Friends call me Pill. I came because you needed me. Because the sword
called out to me."
   "The sword," says David dumbly.
   "Well," says Pill, pocketing one of her pistols and reaching into
her coat, "it called to its little sister. The sword of Danalee." It's
of the same make as David's Thirteen, but smaller. It also lacks the
weird sort of gravity that David feels with Thirteen.
   Pill picks up on this. "It doesn't have nearly the same kind of
magic. It never tasted the blood of Venus. But before the time of
woman, before Lemuria, before even the time of darkness, these two
blades fought side-by-side. So they still keep in touch. Pen pals."
She returns the short sword to its place inside her coat. "Your sword
didn't tell my sword all that much, least not that it decided to pass
on to me, but it's enough to know I can trust you, David. (Also told
me your name, natch.)"
   "You're not with the Company?"
   "Those jerks? No," says Pill. "They got no time for anybody who
isn't a real mancer. Or anybody who keeps stealing from them. Like me.
Plus I'm not crazy about the world ending. Not by Venus, and not by,
you know, the other guy."
   "The other guy?"
   "The one you brought back, dummy," says Pill. "The one with the
name. And the schmucks in the robes. The necromancer." She kicks at
one of the corpses. "You're with the circle?"
   He hesitates, then answers. "Yeah."
   "You guys still hang out at Shallow House?"
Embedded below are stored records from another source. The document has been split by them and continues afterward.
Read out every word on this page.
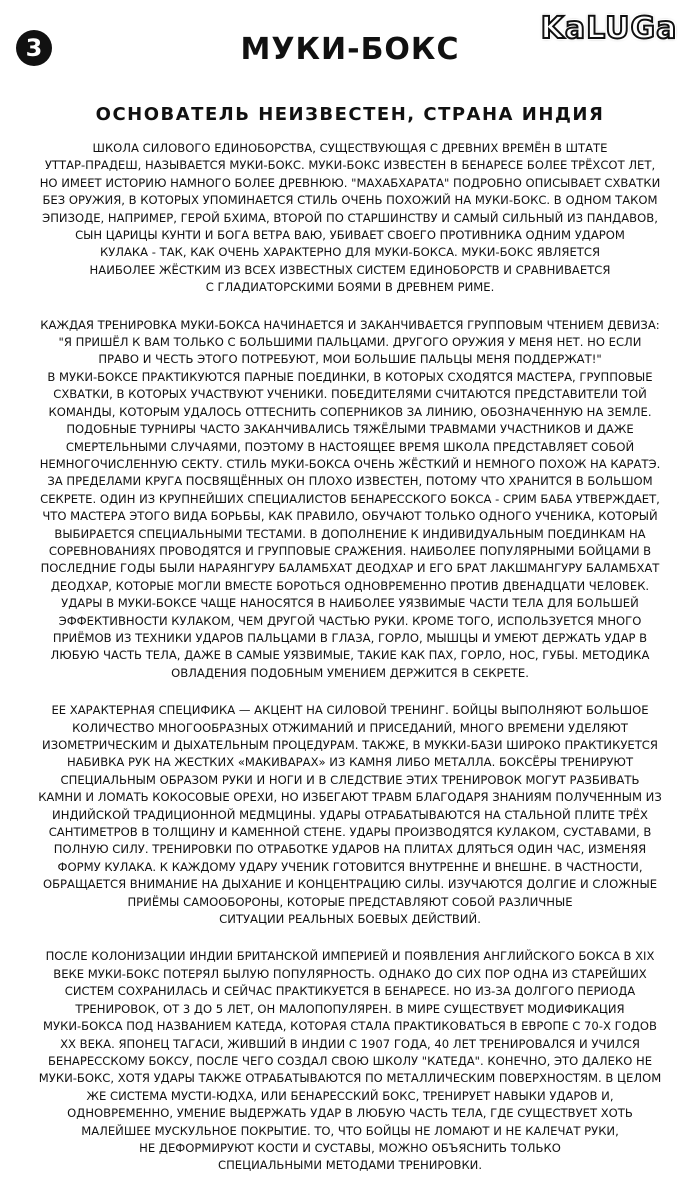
3
KaLUGa
МУКИ-БОКС
ОСНОВАТЕЛЬ НЕИЗВЕСТЕН, СТРАНА ИНДИЯ
ШКОЛА СИЛОВОГО ЕДИНОБОРСТВА, СУЩЕСТВУЮЩАЯ С ДРЕВНИХ ВРЕМЁН В ШТАТЕ
УТТАР-ПРАДЕШ, НАЗЫВАЕТСЯ МУКИ-БОКС. МУКИ-БОКС ИЗВЕСТЕН В БЕНАРЕСЕ БОЛЕЕ ТРЁХСОТ ЛЕТ,
НО ИМЕЕТ ИСТОРИЮ НАМНОГО БОЛЕЕ ДРЕВНЮЮ. "МАХАБХАРАТА" ПОДРОБНО ОПИСЫВАЕТ СХВАТКИ
БЕЗ ОРУЖИЯ, В КОТОРЫХ УПОМИНАЕТСЯ СТИЛЬ ОЧЕНЬ ПОХОЖИЙ НА МУКИ-БОКС. В ОДНОМ ТАКОМ
ЭПИЗОДЕ, НАПРИМЕР, ГЕРОЙ БХИМА, ВТОРОЙ ПО СТАРШИНСТВУ И САМЫЙ СИЛЬНЫЙ ИЗ ПАНДАВОВ,
СЫН ЦАРИЦЫ КУНТИ И БОГА ВЕТРА ВАЮ, УБИВАЕТ СВОЕГО ПРОТИВНИКА ОДНИМ УДАРОМ
КУЛАКА - ТАК, КАК ОЧЕНЬ ХАРАКТЕРНО ДЛЯ МУКИ-БОКСА. МУКИ-БОКС ЯВЛЯЕТСЯ
НАИБОЛЕЕ ЖЁСТКИМ ИЗ ВСЕХ ИЗВЕСТНЫХ СИСТЕМ ЕДИНОБОРСТВ И СРАВНИВАЕТСЯ
С ГЛАДИАТОРСКИМИ БОЯМИ В ДРЕВНЕМ РИМЕ.
КАЖДАЯ ТРЕНИРОВКА МУКИ-БОКСА НАЧИНАЕТСЯ И ЗАКАНЧИВАЕТСЯ ГРУППОВЫМ ЧТЕНИЕМ ДЕВИЗА:
"Я ПРИШЁЛ К ВАМ ТОЛЬКО С БОЛЬШИМИ ПАЛЬЦАМИ. ДРУГОГО ОРУЖИЯ У МЕНЯ НЕТ. НО ЕСЛИ
ПРАВО И ЧЕСТЬ ЭТОГО ПОТРЕБУЮТ, МОИ БОЛЬШИЕ ПАЛЬЦЫ МЕНЯ ПОДДЕРЖАТ!"
В МУКИ-БОКСЕ ПРАКТИКУЮТСЯ ПАРНЫЕ ПОЕДИНКИ, В КОТОРЫХ СХОДЯТСЯ МАСТЕРА, ГРУППОВЫЕ
СХВАТКИ, В КОТОРЫХ УЧАСТВУЮТ УЧЕНИКИ. ПОБЕДИТЕЛЯМИ СЧИТАЮТСЯ ПРЕДСТАВИТЕЛИ ТОЙ
КОМАНДЫ, КОТОРЫМ УДАЛОСЬ ОТТЕСНИТЬ СОПЕРНИКОВ ЗА ЛИНИЮ, ОБОЗНАЧЕННУЮ НА ЗЕМЛЕ.
ПОДОБНЫЕ ТУРНИРЫ ЧАСТО ЗАКАНЧИВАЛИСЬ ТЯЖЁЛЫМИ ТРАВМАМИ УЧАСТНИКОВ И ДАЖЕ
СМЕРТЕЛЬНЫМИ СЛУЧАЯМИ, ПОЭТОМУ В НАСТОЯЩЕЕ ВРЕМЯ ШКОЛА ПРЕДСТАВЛЯЕТ СОБОЙ
НЕМНОГОЧИСЛЕННУЮ СЕКТУ. СТИЛЬ МУКИ-БОКСА ОЧЕНЬ ЖЁСТКИЙ И НЕМНОГО ПОХОЖ НА КАРАТЭ.
ЗА ПРЕДЕЛАМИ КРУГА ПОСВЯЩЁННЫХ ОН ПЛОХО ИЗВЕСТЕН, ПОТОМУ ЧТО ХРАНИТСЯ В БОЛЬШОМ
СЕКРЕТЕ. ОДИН ИЗ КРУПНЕЙШИХ СПЕЦИАЛИСТОВ БЕНАРЕССКОГО БОКСА - СРИМ БАБА УТВЕРЖДАЕТ,
ЧТО МАСТЕРА ЭТОГО ВИДА БОРЬБЫ, КАК ПРАВИЛО, ОБУЧАЮТ ТОЛЬКО ОДНОГО УЧЕНИКА, КОТОРЫЙ
ВЫБИРАЕТСЯ СПЕЦИАЛЬНЫМИ ТЕСТАМИ. В ДОПОЛНЕНИЕ К ИНДИВИДУАЛЬНЫМ ПОЕДИНКАМ НА
СОРЕВНОВАНИЯХ ПРОВОДЯТСЯ И ГРУППОВЫЕ СРАЖЕНИЯ. НАИБОЛЕЕ ПОПУЛЯРНЫМИ БОЙЦАМИ В
ПОСЛЕДНИЕ ГОДЫ БЫЛИ НАРАЯНГУРУ БАЛАМБХАТ ДЕОДХАР И ЕГО БРАТ ЛАКШМАНГУРУ БАЛАМБХАТ
ДЕОДХАР, КОТОРЫЕ МОГЛИ ВМЕСТЕ БОРОТЬСЯ ОДНОВРЕМЕННО ПРОТИВ ДВЕНАДЦАТИ ЧЕЛОВЕК.
УДАРЫ В МУКИ-БОКСЕ ЧАЩЕ НАНОСЯТСЯ В НАИБОЛЕЕ УЯЗВИМЫЕ ЧАСТИ ТЕЛА ДЛЯ БОЛЬШЕЙ
ЭФФЕКТИВНОСТИ КУЛАКОМ, ЧЕМ ДРУГОЙ ЧАСТЬЮ РУКИ. КРОМЕ ТОГО, ИСПОЛЬЗУЕТСЯ МНОГО
ПРИЁМОВ ИЗ ТЕХНИКИ УДАРОВ ПАЛЬЦАМИ В ГЛАЗА, ГОРЛО, МЫШЦЫ И УМЕЮТ ДЕРЖАТЬ УДАР В
ЛЮБУЮ ЧАСТЬ ТЕЛА, ДАЖЕ В САМЫЕ УЯЗВИМЫЕ, ТАКИЕ КАК ПАХ, ГОРЛО, НОС, ГУБЫ. МЕТОДИКА
ОВЛАДЕНИЯ ПОДОБНЫМ УМЕНИЕМ ДЕРЖИТСЯ В СЕКРЕТЕ.
ЕЕ ХАРАКТЕРНАЯ СПЕЦИФИКА — АКЦЕНТ НА СИЛОВОЙ ТРЕНИНГ. БОЙЦЫ ВЫПОЛНЯЮТ БОЛЬШОЕ
КОЛИЧЕСТВО МНОГООБРАЗНЫХ ОТЖИМАНИЙ И ПРИСЕДАНИЙ, МНОГО ВРЕМЕНИ УДЕЛЯЮТ
ИЗОМЕТРИЧЕСКИМ И ДЫХАТЕЛЬНЫМ ПРОЦЕДУРАМ. ТАКЖЕ, В МУККИ-БАЗИ ШИРОКО ПРАКТИКУЕТСЯ
НАБИВКА РУК НА ЖЕСТКИХ «МАКИВАРАХ» ИЗ КАМНЯ ЛИБО МЕТАЛЛА. БОКСЁРЫ ТРЕНИРУЮТ
СПЕЦИАЛЬНЫМ ОБРАЗОМ РУКИ И НОГИ И В СЛЕДСТВИЕ ЭТИХ ТРЕНИРОВОК МОГУТ РАЗБИВАТЬ
КАМНИ И ЛОМАТЬ КОКОСОВЫЕ ОРЕХИ, НО ИЗБЕГАЮТ ТРАВМ БЛАГОДАРЯ ЗНАНИЯМ ПОЛУЧЕННЫМ ИЗ
ИНДИЙСКОЙ ТРАДИЦИОННОЙ МЕДМЦИНЫ. УДАРЫ ОТРАБАТЫВАЮТСЯ НА СТАЛЬНОЙ ПЛИТЕ ТРЁХ
САНТИМЕТРОВ В ТОЛЩИНУ И КАМЕННОЙ СТЕНЕ. УДАРЫ ПРОИЗВОДЯТСЯ КУЛАКОМ, СУСТАВАМИ, В
ПОЛНУЮ СИЛУ. ТРЕНИРОВКИ ПО ОТРАБОТКЕ УДАРОВ НА ПЛИТАХ ДЛЯТЬСЯ ОДИН ЧАС, ИЗМЕНЯЯ
ФОРМУ КУЛАКА. К КАЖДОМУ УДАРУ УЧЕНИК ГОТОВИТСЯ ВНУТРЕННЕ И ВНЕШНЕ. В ЧАСТНОСТИ,
ОБРАЩАЕТСЯ ВНИМАНИЕ НА ДЫХАНИЕ И КОНЦЕНТРАЦИЮ СИЛЫ. ИЗУЧАЮТСЯ ДОЛГИЕ И СЛОЖНЫЕ
ПРИЁМЫ САМООБОРОНЫ, КОТОРЫЕ ПРЕДСТАВЛЯЮТ СОБОЙ РАЗЛИЧНЫЕ
СИТУАЦИИ РЕАЛЬНЫХ БОЕВЫХ ДЕЙСТВИЙ.
ПОСЛЕ КОЛОНИЗАЦИИ ИНДИИ БРИТАНСКОЙ ИМПЕРИЕЙ И ПОЯВЛЕНИЯ АНГЛИЙСКОГО БОКСА В XIX
ВЕКЕ МУКИ-БОКС ПОТЕРЯЛ БЫЛУЮ ПОПУЛЯРНОСТЬ. ОДНАКО ДО СИХ ПОР ОДНА ИЗ СТАРЕЙШИХ
СИСТЕМ СОХРАНИЛАСЬ И СЕЙЧАС ПРАКТИКУЕТСЯ В БЕНАРЕСЕ. НО ИЗ-ЗА ДОЛГОГО ПЕРИОДА
ТРЕНИРОВОК, ОТ 3 ДО 5 ЛЕТ, ОН МАЛОПОПУЛЯРЕН. В МИРЕ СУЩЕСТВУЕТ МОДИФИКАЦИЯ
МУКИ-БОКСА ПОД НАЗВАНИЕМ КАТЕДА, КОТОРАЯ СТАЛА ПРАКТИКОВАТЬСЯ В ЕВРОПЕ С 70-Х ГОДОВ
XX ВЕКА. ЯПОНЕЦ ТАГАСИ, ЖИВШИЙ В ИНДИИ С 1907 ГОДА, 40 ЛЕТ ТРЕНИРОВАЛСЯ И УЧИЛСЯ
БЕНАРЕССКОМУ БОКСУ, ПОСЛЕ ЧЕГО СОЗДАЛ СВОЮ ШКОЛУ "КАТЕДА". КОНЕЧНО, ЭТО ДАЛЕКО НЕ
МУКИ-БОКС, ХОТЯ УДАРЫ ТАКЖЕ ОТРАБАТЫВАЮТСЯ ПО МЕТАЛЛИЧЕСКИМ ПОВЕРХНОСТЯМ. В ЦЕЛОМ
ЖЕ СИСТЕМА МУСТИ-ЮДХА, ИЛИ БЕНАРЕССКИЙ БОКС, ТРЕНИРУЕТ НАВЫКИ УДАРОВ И,
ОДНОВРЕМЕННО, УМЕНИЕ ВЫДЕРЖАТЬ УДАР В ЛЮБУЮ ЧАСТЬ ТЕЛА, ГДЕ СУЩЕСТВУЕТ ХОТЬ
МАЛЕЙШЕЕ МУСКУЛЬНОЕ ПОКРЫТИЕ. ТО, ЧТО БОЙЦЫ НЕ ЛОМАЮТ И НЕ КАЛЕЧАТ РУКИ,
НЕ ДЕФОРМИРУЮТ КОСТИ И СУСТАВЫ, МОЖНО ОБЪЯСНИТЬ ТОЛЬКО
СПЕЦИАЛЬНЫМИ МЕТОДАМИ ТРЕНИРОВКИ.
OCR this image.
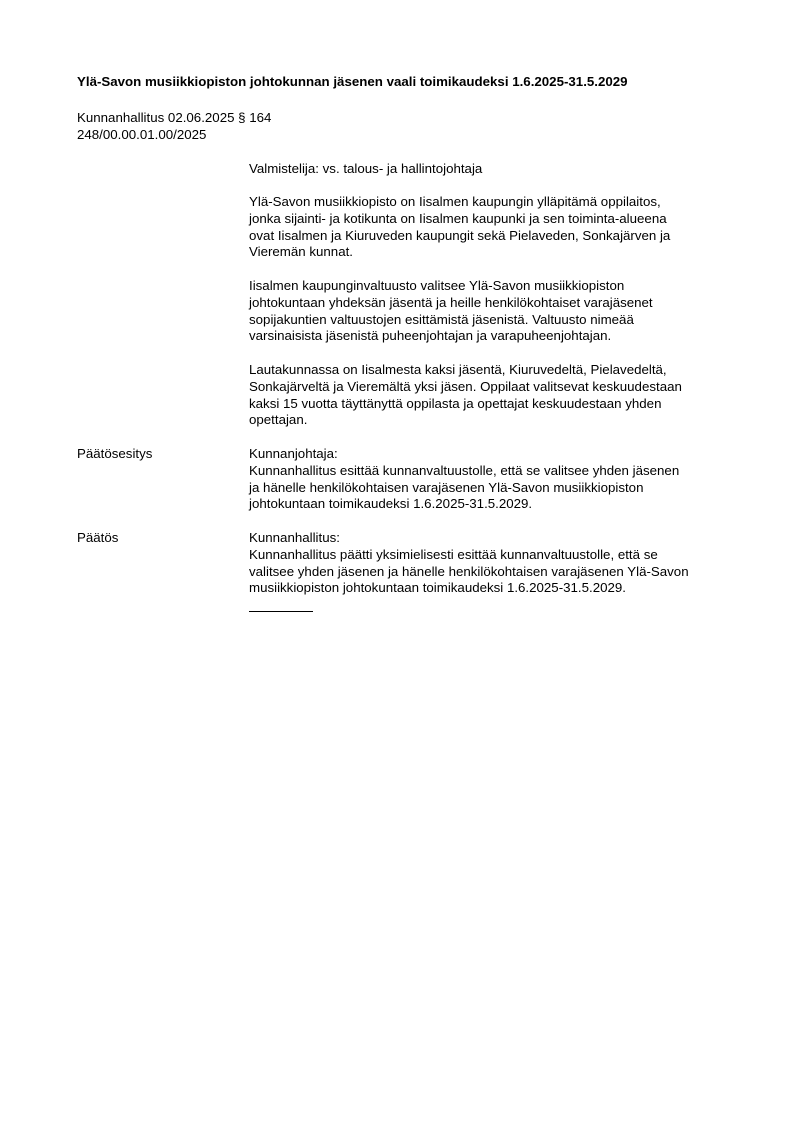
Ylä-Savon musiikkiopiston johtokunnan jäsenen vaali toimikaudeksi 1.6.2025-31.5.2029
Kunnanhallitus 02.06.2025 § 164
248/00.00.01.00/2025
Valmistelija: vs. talous- ja hallintojohtaja
Ylä-Savon musiikkiopisto on Iisalmen kaupungin ylläpitämä oppilaitos,
jonka sijainti- ja kotikunta on Iisalmen kaupunki ja sen toiminta-alueena
ovat Iisalmen ja Kiuruveden kaupungit sekä Pielaveden, Sonkajärven ja
Vieremän kunnat.
Iisalmen kaupunginvaltuusto valitsee Ylä-Savon musiikkiopiston
johtokuntaan yhdeksän jäsentä ja heille henkilökohtaiset varajäsenet
sopijakuntien valtuustojen esittämistä jäsenistä. Valtuusto nimeää
varsinaisista jäsenistä puheenjohtajan ja varapuheenjohtajan.
Lautakunnassa on Iisalmesta kaksi jäsentä, Kiuruvedeltä, Pielavedeltä,
Sonkajärveltä ja Vieremältä yksi jäsen. Oppilaat valitsevat keskuudestaan
kaksi 15 vuotta täyttänyttä oppilasta ja opettajat keskuudestaan yhden
opettajan.
Päätösesitys	Kunnanjohtaja:
Kunnanhallitus esittää kunnanvaltuustolle, että se valitsee yhden jäsenen
ja hänelle henkilökohtaisen varajäsenen Ylä-Savon musiikkiopiston
johtokuntaan toimikaudeksi 1.6.2025-31.5.2029.
Päätös	Kunnanhallitus:
Kunnanhallitus päätti yksimielisesti esittää kunnanvaltuustolle, että se
valitsee yhden jäsenen ja hänelle henkilökohtaisen varajäsenen Ylä-Savon
musiikkiopiston johtokuntaan toimikaudeksi 1.6.2025-31.5.2029.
   "How do you know that name?"
   She looks at him like he's the biggest idiot in the world. "I'm
literally walking around with dangerous and esoteric stuff that I've
tracked down that's thousands and millions of years old, and you're
asking me how I know about Shallow House?" She reaches into her coat,
pulling out a brooch on a chain the way someone might pull out a
pocket watch. The ruby at its center glimmers. "Look, when I said we
needed to get going, I meant that we needed to get going. Shallow
House should be super-duper safe, yeah? You can get us there, right?"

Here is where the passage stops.